We decided to take the teenagers because what device-absorbed teen doesn’t want to go on an educational field trip with their embarrassing parents to an art gallery an hour from home, only to find out there really was really nothing there but art? Right? Man, I tell ya, when I book in for a romantic adventure, I really go all out.
It struck me as we entered the gallery that it had been 24 years since the Carpenter and I first visited the McMichael together. I was researching the impact of the Group of Seven on Canadian identity, but the Carpenter was the one being tested. I knew if he didn’t appreciate their art, we didn’t have a future. I remember it still, the moment he came around a corner of the gallery and discovered a giant painting by Lawren Harris. He stopped dead in his tracks in awe of this painting. I knew then and there I would marry this man. Let the record show, I got that one right.
It’s almost like how last Sunday, I walked around the corner of the gallery and came upon a full-sized black and white photograph of Tom Tomson and gasped, possibly swooned, maybe stared a little too long and felt my heart skip.

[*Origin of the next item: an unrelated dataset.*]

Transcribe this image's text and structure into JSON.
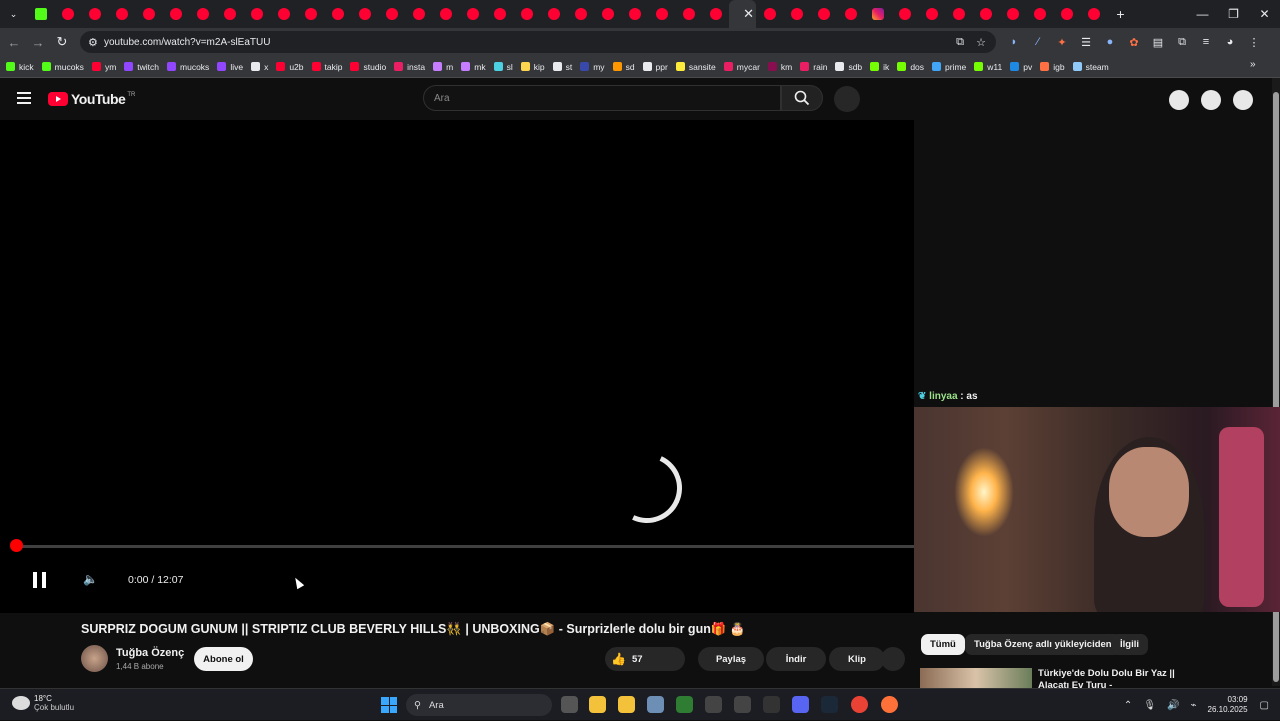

The man, the legend, the nature-loving artist whose death on Canoe Lake is wrapped in a mystery of romance, scandal and intrigue still unsolved is perhaps the most dashing of men. And me, a smitten kitten.
The Carpenter, witnessing my reaction was completely unfazed. He whispered, “Are you going to be alright or do you need a minute?” All these years and he still understands me.
Tom Tomson may be the legend, but the Carpenter is the real deal.